15. BÖLÜM

52.8K 3.9K 638
                                    

"Seni kaybetmeye hiç niyetim yok."

▬▬▬▬▬▬▬▬▬▬▬▬▬▬▬▬▬▬▬▬▬▬

Dilek arkadaşını güçsüz kollarıyla bir kez daha itmeye çalıştı. "Hadi git!" diye bağırdı boş çabalar içindeyken.

"Kesin birini buldun," dedi Merve ayaklarını yere bastırmış gitmeyi reddederken. "Yoksa niye kafeden beni böyle kovmak isteyesin ki?"

"Of, evet! Buldum birini, bize mi katılacaksın?" Ondan bayağı uzun ve güçlü kızı itmekten yorulup nefes nefese sandalyesine çöktü.

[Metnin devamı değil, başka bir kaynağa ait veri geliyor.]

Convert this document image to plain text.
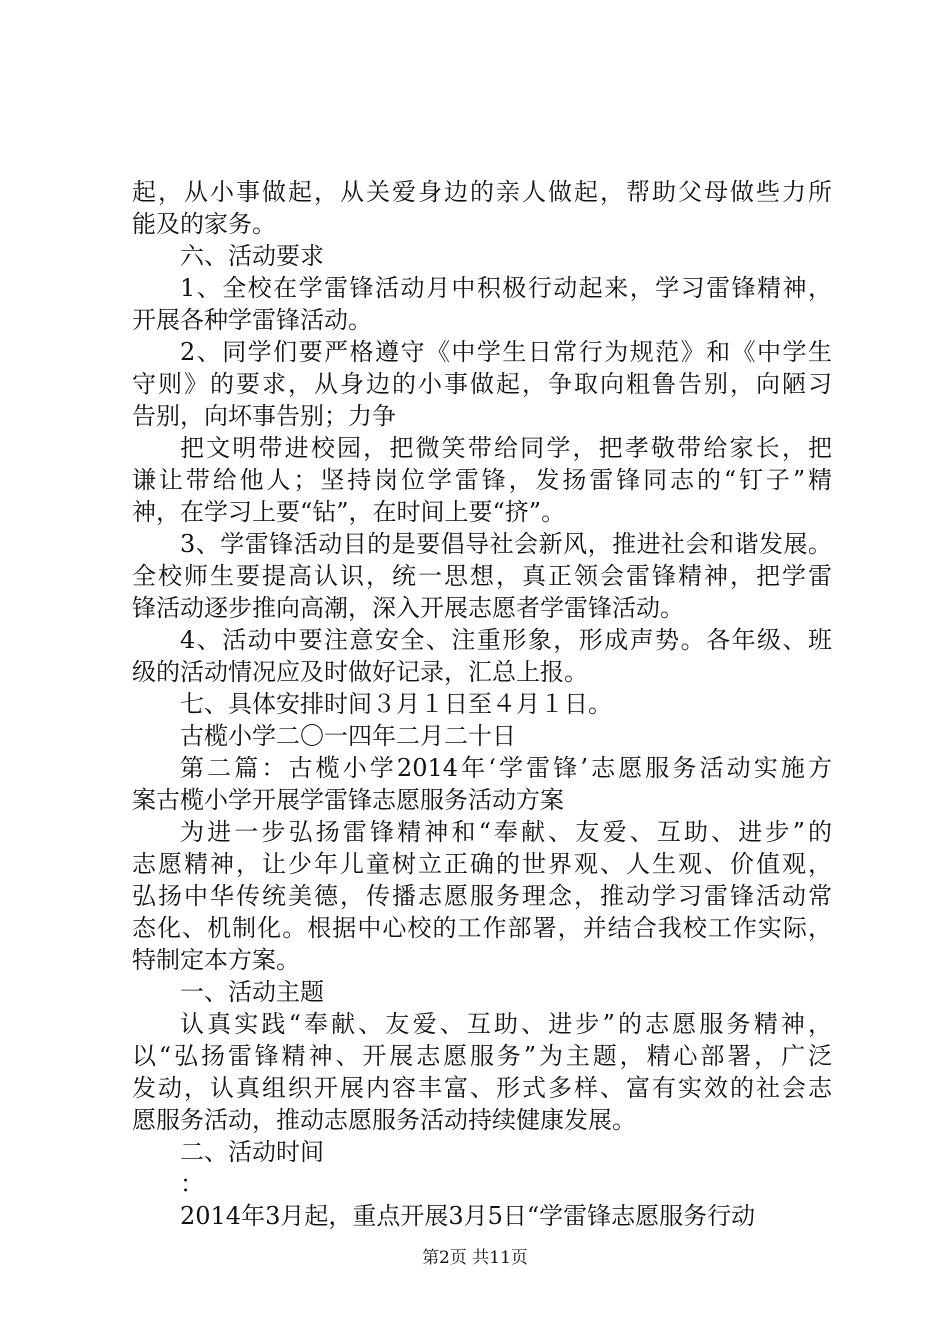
起，从小事做起，从关爱身边的亲人做起，帮助父母做些力所
能及的家务。
六、活动要求
1、全校在学雷锋活动月中积极行动起来，学习雷锋精神，
开展各种学雷锋活动。
2、同学们要严格遵守《中学生日常行为规范》和《中学生
守则》的要求，从身边的小事做起，争取向粗鲁告别，向陋习
告别，向坏事告别；力争
把文明带进校园，把微笑带给同学，把孝敬带给家长，把
谦让带给他人；坚持岗位学雷锋，发扬雷锋同志的“钉子”精
神，在学习上要“钻”，在时间上要“挤”。
3、学雷锋活动目的是要倡导社会新风，推进社会和谐发展。
全校师生要提高认识，统一思想，真正领会雷锋精神，把学雷
锋活动逐步推向高潮，深入开展志愿者学雷锋活动。
4、活动中要注意安全、注重形象，形成声势。各年级、班
级的活动情况应及时做好记录，汇总上报。
七、具体安排时间３月１日至４月１日。
古榄小学二〇一四年二月二十日
第二篇：古榄小学2014年‘学雷锋’志愿服务活动实施方
案古榄小学开展学雷锋志愿服务活动方案
为进一步弘扬雷锋精神和“奉献、友爱、互助、进步”的
志愿精神，让少年儿童树立正确的世界观、人生观、价值观，
弘扬中华传统美德，传播志愿服务理念，推动学习雷锋活动常
态化、机制化。根据中心校的工作部署，并结合我校工作实际，
特制定本方案。
一、活动主题
认真实践“奉献、友爱、互助、进步”的志愿服务精神，
以“弘扬雷锋精神、开展志愿服务”为主题，精心部署，广泛
发动，认真组织开展内容丰富、形式多样、富有实效的社会志
愿服务活动，推动志愿服务活动持续健康发展。
二、活动时间
：
2014年3月起，重点开展3月5日“学雷锋志愿服务行动
第2页 共11页
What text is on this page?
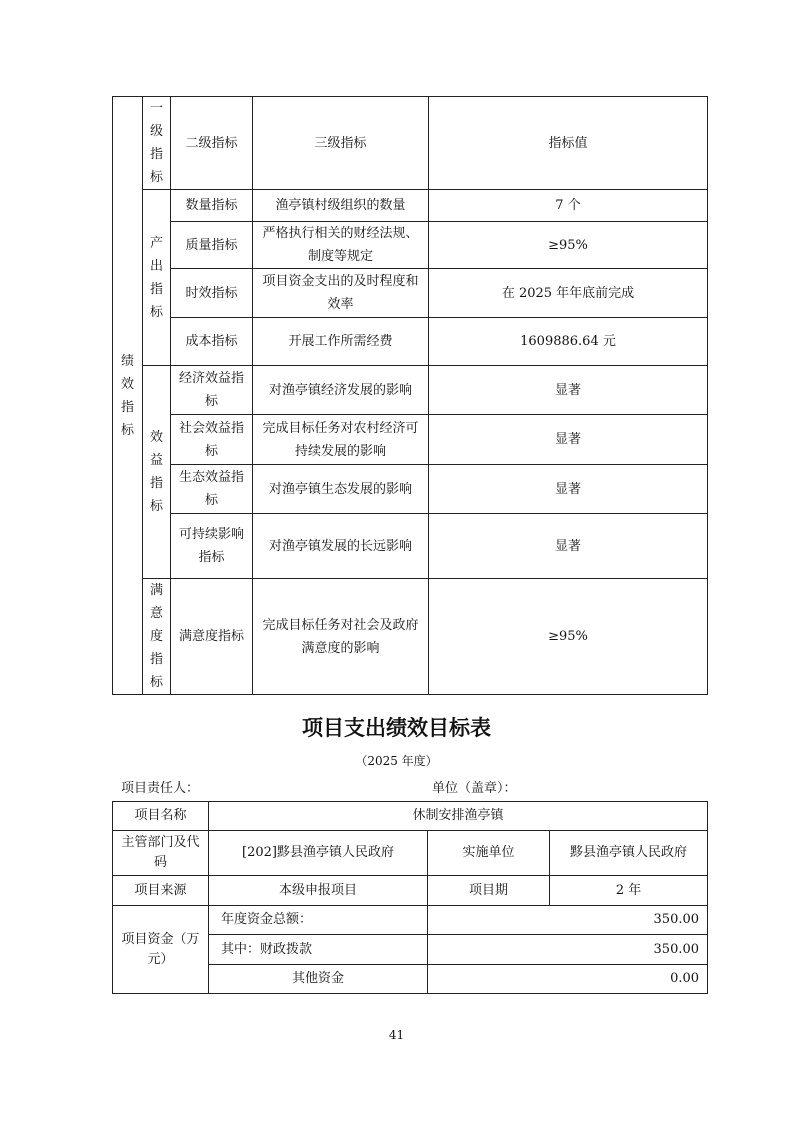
绩效指标	一级指标	二级指标	三级指标	指标值

	产出指标	数量指标	渔亭镇村级组织的数量	7 个
		质量指标	严格执行相关的财经法规、制度等规定	≥95%
		时效指标	项目资金支出的及时程度和效率	在 2025 年年底前完成
		成本指标	开展工作所需经费	1609886.64 元

	效益指标	经济效益指标	对渔亭镇经济发展的影响	显著
		社会效益指标	完成目标任务对农村经济可持续发展的影响	显著
		生态效益指标	对渔亭镇生态发展的影响	显著
		可持续影响指标	对渔亭镇发展的长远影响	显著

	满意度指标	满意度指标	完成目标任务对社会及政府满意度的影响	≥95%
项目支出绩效目标表
（2025 年度）
项目责任人：	单位（盖章）：
项目名称	休制安排渔亭镇		
主管部门及代码	[202]黟县渔亭镇人民政府	实施单位	黟县渔亭镇人民政府
项目来源	本级申报项目	项目期	2 年
项目资金（万元）	年度资金总额：	350.00	
	其中：财政拨款	350.00	
	其他资金	0.00	
41
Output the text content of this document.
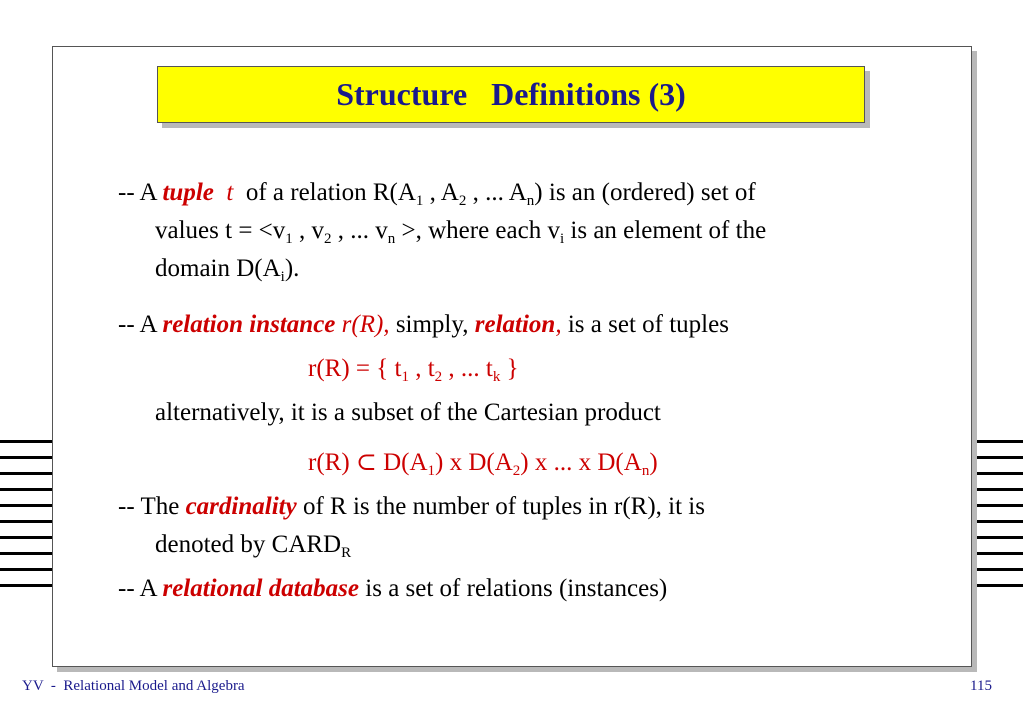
Structure   Definitions (3)
-- A tuple t  of a relation $R(A_1$ , $A_2$ , ... $A_n$) is an (ordered) set of
values $t = <v_1$ , $v_2$ , ... $v_n$ >, where each $v_i$ is an element of the
domain $D(A_i)$.
-- A relation instance r(R), simply, relation, is a set of tuples
r(R) = { $t_1$ , $t_2$ , ... $t_k$ }
alternatively, it is a subset of the Cartesian product
r(R) ⊂ $D(A_1)$ x $D(A_2)$ x ... x $D(A_n)$
-- The cardinality of R is the number of tuples in r(R), it is
denoted by $CARD_R$
-- A relational database is a set of relations (instances)
YV  -  Relational Model and Algebra	115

Bu kadar şanssız olduğuna inanamıyordu. Merve, liseden bu yana kaybetmediği tek arkadaşı, onu Alperen'le buluşacağı kafenin camından görmüş ve yanına gelmişti. Uyanık kızdı, yalanlarını yememişti. Arkadaşının Alperen'den sonra ilk defa biriyle buluşacağını anlayınca kalıp görmek istemişti. Göreceği kişinin Alperen olduğunu bilmiyordu tabii.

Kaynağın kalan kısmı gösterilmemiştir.